AT II, 569

AU R. P. MERSENNE.

LETTRE XXX.

MON REVEREND PERE,
I’ay esté bien aise d’apprendre vostre retour, et ie commençois à estre en peine pour vostre santé, pource que ie ne recevois point de vos nouvelles. Il est mort icy depuis peu deux hommes que vous connoissiez, Heylichman, et Hortensius, sans conter mon bon amy M. Reversy, qui mourut ce Caresme ; ainsi on n’a que faire d’aller à la guerre pour trouver la mort. I’ay enfin receu les deux Exemplaires du Livre de Veritate, que vous m’avez fait la faveur de m’envoyer, l’un desquels ie donneray à M. Bennius en vostre nom à la premiere commodité, pource que c’a esté ce me semble vostre intention ; Ie n’ay maintenant aucun loisir de le lire : c’est pourquoy ie ne vous en puis dire autre chose, sinon que lors que ie l’ay vu cy devant en Latin, i’y trouvay au commencement plusieurs choses que ie iugeois fort bonnes, et où il témoigne sçavoir plus de Metaphysique que le commun ; Mais pource qu’il me sembloit en suitte, qu’il méloit la Religion avec la Philosophie, ce qui est entierement contre mon sens, ie ne le lûs pas iusqu’à AT II, 571 la fin, et ce fut tout ce que i’en écrivis à M. Esding qui me l’avoit envoyé. I’ay dessein de le relire si-tost que i’auray loisir de voir quelques Livres, et ie liray aussi le Philolaüs en ce temps-là ; mais pour Clerselier II, 179 maintenant, i’estudie sans aucun Livre. L’étincellement des Estoiles se peut fort bien rapporter à la vivacité de leur Lumiere, qui les fait paroistre beaucoup plus grandes qu’elles ne sont. Ie tiens vostre Experience, (que l’eau qui sort d’un tuyau de neuf pieds, par un trou de mesme grandeur, que celle qui sort d’un tuyau d’un pied, doit sortir trois fois presque plus viste etc) trés-veritable, en y adjoûtant toutesfois presque, à cause de l’opinion que i’ay, de la Nature de la Pesanteur, suivant laquelle, lors que le mouvement d’un Cors pesant qui descend, est parvenu à certain degré de vitesse, il ne s’augmente plus du tout.
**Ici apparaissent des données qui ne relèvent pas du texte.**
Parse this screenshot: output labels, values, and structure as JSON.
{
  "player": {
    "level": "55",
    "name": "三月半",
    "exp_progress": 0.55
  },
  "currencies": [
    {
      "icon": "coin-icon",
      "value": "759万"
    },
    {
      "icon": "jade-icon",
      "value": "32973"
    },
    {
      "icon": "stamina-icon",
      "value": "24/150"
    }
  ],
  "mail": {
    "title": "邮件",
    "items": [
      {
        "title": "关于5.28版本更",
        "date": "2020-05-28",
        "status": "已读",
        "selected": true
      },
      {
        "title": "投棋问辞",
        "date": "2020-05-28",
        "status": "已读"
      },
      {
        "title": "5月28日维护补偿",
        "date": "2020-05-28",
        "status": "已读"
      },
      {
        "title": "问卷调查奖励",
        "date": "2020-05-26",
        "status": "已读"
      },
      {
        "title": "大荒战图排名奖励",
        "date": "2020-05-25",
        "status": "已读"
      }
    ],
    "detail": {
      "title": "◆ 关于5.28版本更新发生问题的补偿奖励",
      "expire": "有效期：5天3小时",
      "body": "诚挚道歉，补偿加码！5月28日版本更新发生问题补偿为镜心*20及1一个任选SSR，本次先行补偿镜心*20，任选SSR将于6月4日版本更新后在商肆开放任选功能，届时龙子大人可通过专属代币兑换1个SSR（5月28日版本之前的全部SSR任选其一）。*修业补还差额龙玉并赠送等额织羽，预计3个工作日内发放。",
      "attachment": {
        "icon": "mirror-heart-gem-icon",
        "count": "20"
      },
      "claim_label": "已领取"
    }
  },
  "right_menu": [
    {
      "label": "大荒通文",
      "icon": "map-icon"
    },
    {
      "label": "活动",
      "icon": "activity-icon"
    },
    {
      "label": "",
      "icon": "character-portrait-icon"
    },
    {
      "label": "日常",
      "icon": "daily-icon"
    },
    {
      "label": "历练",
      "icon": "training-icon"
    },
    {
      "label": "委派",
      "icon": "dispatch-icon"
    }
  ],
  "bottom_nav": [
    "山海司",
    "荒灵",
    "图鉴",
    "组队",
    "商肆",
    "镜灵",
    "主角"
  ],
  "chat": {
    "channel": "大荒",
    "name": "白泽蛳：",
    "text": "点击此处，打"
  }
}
Mais laissant cela à part, et supposant comme Galilée et plusieurs autres, que la vitesse des Cors qui descendent, s’augmente en mesme raison que l’Espace qu’ils parcourent, vostre experience est aisée à demonstrer ; et en voicy la façon. Soit le Tuyau ABC plein d’eau iusques à C, il faut considerer que l’eau qui sort par A, vient du haut C, et que si tout ce Tuyau estoit vuide, et qu’il y eust seulement une goutte d’eau vers C, qu’on laissast tomber vers A, et une autre vers B, qu’on laissast aussi tomber vers A, dont la partie AB soit 1/9 d’AC, et qu’il y ait seulement deux gouttes d’eau dans ce Tuyau, l’une vers C, et l’autre vers B, qui descendent separément, en telle sorte qu’elles se rencontrent, et se ioignent ensemble, lors qu’elles arrivent au poinct A, il est evident que la goutte d’eau qui viendra du poinct C, estant parvenuë au poinct A, aura neuf fois plus de vitesse, que celle qui viendra du poinct B, et en suite que la vitesse de ces deux gouttes iointes ensemble au poinct A, sera moyenne proportionnelle entre 1. et 9. c’est à dire triple.
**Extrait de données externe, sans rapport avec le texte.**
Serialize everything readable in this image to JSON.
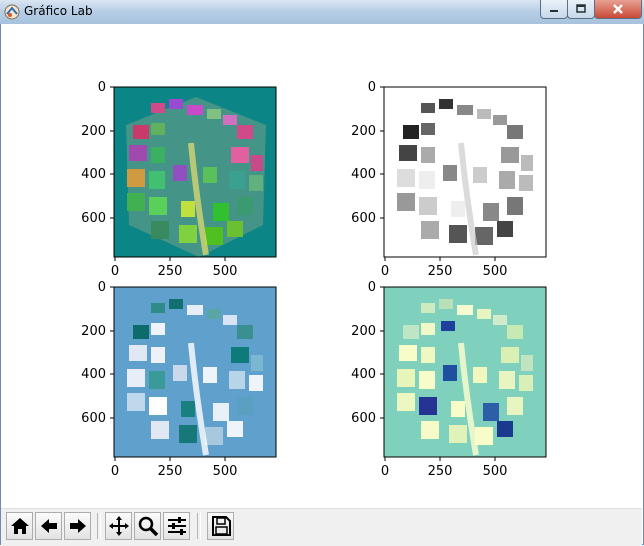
{
  "window": {
    "title": "Gráfico Lab",
    "accent": "#b9cfe6",
    "close_color": "#c94a36"
  },
  "figure": {
    "subplots": [
      {
        "id": "top-left",
        "colormap": "default (RGB)",
        "background": "#0b8585"
      },
      {
        "id": "top-right",
        "colormap": "gray",
        "background": "#ffffff"
      },
      {
        "id": "bottom-left",
        "colormap": "PuBuGn-like",
        "background": "#5fa0cc"
      },
      {
        "id": "bottom-right",
        "colormap": "YlGnBu-like",
        "background": "#7fd0bd"
      }
    ]
  },
  "chart_data": [
    {
      "type": "heatmap",
      "title": "",
      "xlabel": "",
      "ylabel": "",
      "xlim": [
        0,
        700
      ],
      "ylim": [
        760,
        0
      ],
      "xticks": [
        "0",
        "250",
        "500"
      ],
      "yticks": [
        "0",
        "200",
        "400",
        "600"
      ],
      "colormap": "RGB image"
    },
    {
      "type": "heatmap",
      "title": "",
      "xlabel": "",
      "ylabel": "",
      "xlim": [
        0,
        700
      ],
      "ylim": [
        760,
        0
      ],
      "xticks": [
        "0",
        "250",
        "500"
      ],
      "yticks": [
        "0",
        "200",
        "400",
        "600"
      ],
      "colormap": "gray"
    },
    {
      "type": "heatmap",
      "title": "",
      "xlabel": "",
      "ylabel": "",
      "xlim": [
        0,
        700
      ],
      "ylim": [
        760,
        0
      ],
      "xticks": [
        "0",
        "250",
        "500"
      ],
      "yticks": [
        "0",
        "200",
        "400",
        "600"
      ],
      "colormap": "PuBuGn"
    },
    {
      "type": "heatmap",
      "title": "",
      "xlabel": "",
      "ylabel": "",
      "xlim": [
        0,
        700
      ],
      "ylim": [
        760,
        0
      ],
      "xticks": [
        "0",
        "250",
        "500"
      ],
      "yticks": [
        "0",
        "200",
        "400",
        "600"
      ],
      "colormap": "YlGnBu"
    }
  ],
  "toolbar": {
    "buttons": [
      {
        "name": "home-icon"
      },
      {
        "name": "back-arrow-icon"
      },
      {
        "name": "forward-arrow-icon"
      },
      {
        "name": "pan-icon"
      },
      {
        "name": "zoom-icon"
      },
      {
        "name": "configure-subplots-icon"
      },
      {
        "name": "save-icon"
      }
    ]
  }
}
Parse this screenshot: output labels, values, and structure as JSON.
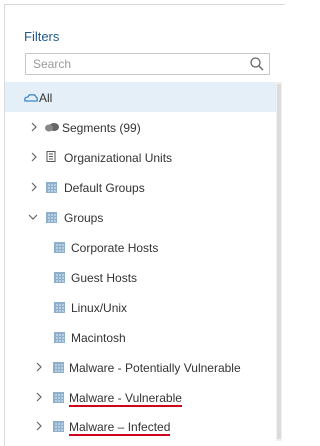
{
  "filters": {
    "title": "Filters",
    "search_placeholder": "Search"
  },
  "tree": {
    "all_label": "All",
    "segments_label": "Segments (99)",
    "org_units_label": "Organizational Units",
    "default_groups_label": "Default Groups",
    "groups_label": "Groups",
    "children": {
      "corporate_hosts": "Corporate Hosts",
      "guest_hosts": "Guest Hosts",
      "linux_unix": "Linux/Unix",
      "macintosh": "Macintosh",
      "malware_potentially_vulnerable": "Malware - Potentially Vulnerable",
      "malware_vulnerable": "Malware - Vulnerable",
      "malware_infected": "Malware – Infected"
    }
  },
  "colors": {
    "title": "#1e5a86",
    "selected_row": "#e5eff7",
    "annotation_underline": "#d0021b"
  }
}
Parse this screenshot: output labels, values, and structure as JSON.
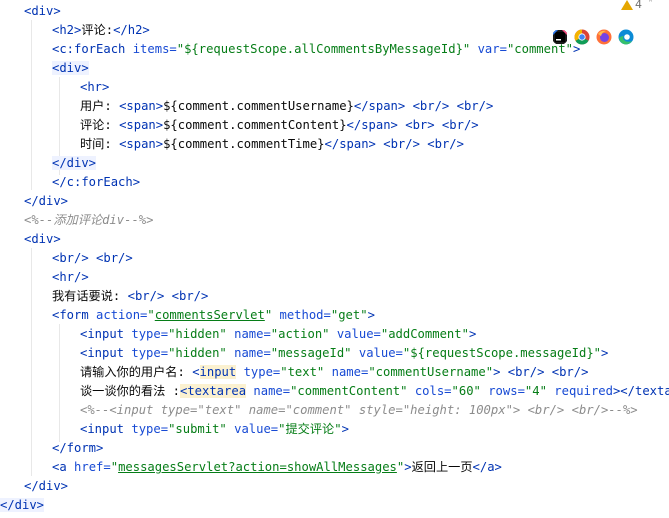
{
  "inspection": {
    "warning_count": "4"
  },
  "browser_icons": [
    {
      "name": "jetbrains-icon",
      "color": "#1a1a1a"
    },
    {
      "name": "chrome-icon",
      "color": "#db4437"
    },
    {
      "name": "firefox-icon",
      "color": "#ff7139"
    },
    {
      "name": "edge-icon",
      "color": "#0c8bd6"
    }
  ],
  "code": {
    "l1": "<div>",
    "l2_tag_open": "<h2>",
    "l2_text": "评论:",
    "l2_tag_close": "</h2>",
    "l3_tag": "<c:forEach",
    "l3_attr1": "items=",
    "l3_val1": "\"${requestScope.allCommentsByMessageId}\"",
    "l3_attr2": "var=",
    "l3_val2": "\"comment\"",
    "l3_end": ">",
    "l4": "<div>",
    "l5": "<hr>",
    "l6_label": "用户: ",
    "l6_span_open": "<span>",
    "l6_expr": "${comment.commentUsername}",
    "l6_span_close": "</span>",
    "l6_tail": " <br/> <br/>",
    "l7_label": "评论: ",
    "l7_span_open": "<span>",
    "l7_expr": "${comment.commentContent}",
    "l7_span_close": "</span>",
    "l7_tail": " <br> <br/>",
    "l8_label": "时间: ",
    "l8_span_open": "<span>",
    "l8_expr": "${comment.commentTime}",
    "l8_span_close": "</span>",
    "l8_tail": " <br/> <br/>",
    "l9": "</div>",
    "l10": "</c:forEach>",
    "l11": "</div>",
    "l12": "<%--添加评论div--%>",
    "l13": "<div>",
    "l14": "<br/> <br/>",
    "l15": "<hr/>",
    "l16_text": "我有话要说: ",
    "l16_tags": "<br/> <br/>",
    "l17_tag": "<form",
    "l17_attr1": "action=",
    "l17_val1": "commentsServlet",
    "l17_q": "\"",
    "l17_attr2": "method=",
    "l17_val2": "\"get\"",
    "l17_end": ">",
    "l18_tag": "<input",
    "l18_attr1": "type=",
    "l18_val1": "\"hidden\"",
    "l18_attr2": "name=",
    "l18_val2": "\"action\"",
    "l18_attr3": "value=",
    "l18_val3": "\"addComment\"",
    "l18_end": ">",
    "l19_tag": "<input",
    "l19_attr1": "type=",
    "l19_val1": "\"hidden\"",
    "l19_attr2": "name=",
    "l19_val2": "\"messageId\"",
    "l19_attr3": "value=",
    "l19_val3": "\"${requestScope.messageId}\"",
    "l19_end": ">",
    "l20_text": "请输入你的用户名: ",
    "l20_lt": "<",
    "l20_tag": "input",
    "l20_attr1": "type=",
    "l20_val1": "\"text\"",
    "l20_attr2": "name=",
    "l20_val2": "\"commentUsername\"",
    "l20_tail": "> <br/> <br/>",
    "l21_text": "谈一谈你的看法 :",
    "l21_tag": "<textarea",
    "l21_attr1": "name=",
    "l21_val1": "\"commentContent\"",
    "l21_attr2": "cols=",
    "l21_val2": "\"60\"",
    "l21_attr3": "rows=",
    "l21_val3": "\"4\"",
    "l21_attr4": "required",
    "l21_end": "></textarea>",
    "l22": "<%--<input type=\"text\" name=\"comment\" style=\"height: 100px\"> <br/> <br/>--%>",
    "l23_tag": "<input",
    "l23_attr1": "type=",
    "l23_val1": "\"submit\"",
    "l23_attr2": "value=",
    "l23_val2": "\"提交评论\"",
    "l23_end": ">",
    "l24": "</form>",
    "l25_tag": "<a",
    "l25_attr1": "href=",
    "l25_q1": "\"",
    "l25_href": "messagesServlet?action=showAllMessages",
    "l25_q2": "\"",
    "l25_gt": ">",
    "l25_text": "返回上一页",
    "l25_close": "</a>",
    "l26": "</div>",
    "l27": "</div>"
  }
}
Mais i’ay envie d’examiner plus AT II, 572 particulierement à quelqu’heure, tout ce qui appartient à cette Matiere des Mouvemens de l’eau ; et afin que ie ne sois pas contraint cy-aprés de me dédire, de ce que i’aurois icy ecrit, ie n’en diray pas davantage. La façon dont ie conçoy que la flamme d’une Clerselier II, 180 chandelle, la lumiere d’un ver luisant, etc. presse la Matiere subtile en ligne droite vers nos yeux, est la mesme, dont ie conçoy qu’une Pierre qui est tournée en rond dans une fronde, presse le milieu de cette fronde, et tire la corde en ligne droite, par la seule force de son mouvement Circulaire. Car la Matiere subtile qui est autour d’une chandelle, ou d’un ver luisant, se meut aussi en rond, et tend à s’éloigner de là, et y laisser un espace vuide, c’est à dire un espace qui ne soit remply que de ce qui pourra y venir d’ailleurs. En mesme façon on peut concevoir comment la Matiere subtile presse les Cors Terrestres vers le AT II, 573 centre de la Terre, par cela seul qu’elle se meut Circulairement autour de cette terre, laquelle n’a pas besoin d’estre au milieu du monde pour ce sujet : Mais il suffit qu’elle soit le centre du mouvement Circulaire de toute la Matiere subtile, qui est depuis la Lune iusques à nous, pour faire que tous les Cors Terrestres qui sont en cet Espace, tendent vers la Terre. Ie veux bien croire qu’on fera monter l’eau de dix-huit toises, ou plus, et on peut trouver plusieurs inventions pour ce sujet ; Mais ie ne croy pas qu’il soit aisé d’en trouver de plus durables, ou plus commodes pour l’usage, que celles qui sont desia trouvées. C’est bien sans doute que les Mouvemens perpetuels dont vous m’écrivez, sont impossibles ; Ainsi que la proposition de ce Faiseur d’Escrevisses, qui veut demonstrer les misteres de la Religion par la Chymie, est ridicule. Ie suis,
M. R. P.
Vostre tres-humble, et tres-acquis
serviteur, DESCARTES.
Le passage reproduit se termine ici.